Stochastic gradient descent can have a regularizing effect on neural networks.

To see why, first consider why bootstrap aggregation (bagging) is a good strategy for high-variance data. Each base learner sees a different subset of the underlying data, and the ensemble averages across these learners to make a prediction. Hence any one observation is unlikely to have a large effect on the prediction as a whole.

When performing any form of gradient descent, we are approximating a hyperplane to the loss landscape local to a particular point. If we include all observations every time, then outliers may “tilt” this plane in a particular direction.
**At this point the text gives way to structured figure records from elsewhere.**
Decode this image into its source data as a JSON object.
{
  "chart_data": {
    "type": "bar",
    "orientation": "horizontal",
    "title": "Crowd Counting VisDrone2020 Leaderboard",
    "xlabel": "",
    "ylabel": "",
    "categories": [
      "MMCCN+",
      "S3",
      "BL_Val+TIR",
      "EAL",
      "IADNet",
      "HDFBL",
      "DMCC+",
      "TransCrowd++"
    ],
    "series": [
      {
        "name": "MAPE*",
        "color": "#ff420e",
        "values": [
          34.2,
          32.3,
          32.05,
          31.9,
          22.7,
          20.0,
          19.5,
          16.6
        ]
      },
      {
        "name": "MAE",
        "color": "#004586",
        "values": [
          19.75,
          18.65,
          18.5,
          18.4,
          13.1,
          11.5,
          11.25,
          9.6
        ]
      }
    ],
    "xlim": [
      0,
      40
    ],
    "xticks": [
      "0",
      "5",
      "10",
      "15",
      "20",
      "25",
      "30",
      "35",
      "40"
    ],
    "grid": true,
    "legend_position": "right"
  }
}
Over time, these extra “tilts” can push the model parameters towards a minimum that is particular to the training data and its outliers.

If we instead fit a plane to a small number of examples, we are giving less influence to outliers, as each can only “tilt” the plane during a single mini-batch for each epoch. During this batch, it may “tilt” the plane quite a bit, but the many other batches will quickly compensate for them. As a result, the final fit will be less reflective of these outliers.

It should be noted that the same logic applies when using bootstrap sampling with gradient boosting, as is done by default in XGBoost. This method can be seen as a close cousin of gradient descent, differing primarily in that it builds a ‘memory’ of the training process through an adaptive gradient approximation strategy. Hence sampling has the same regularizing effect, provided that proportionally more base learners are used.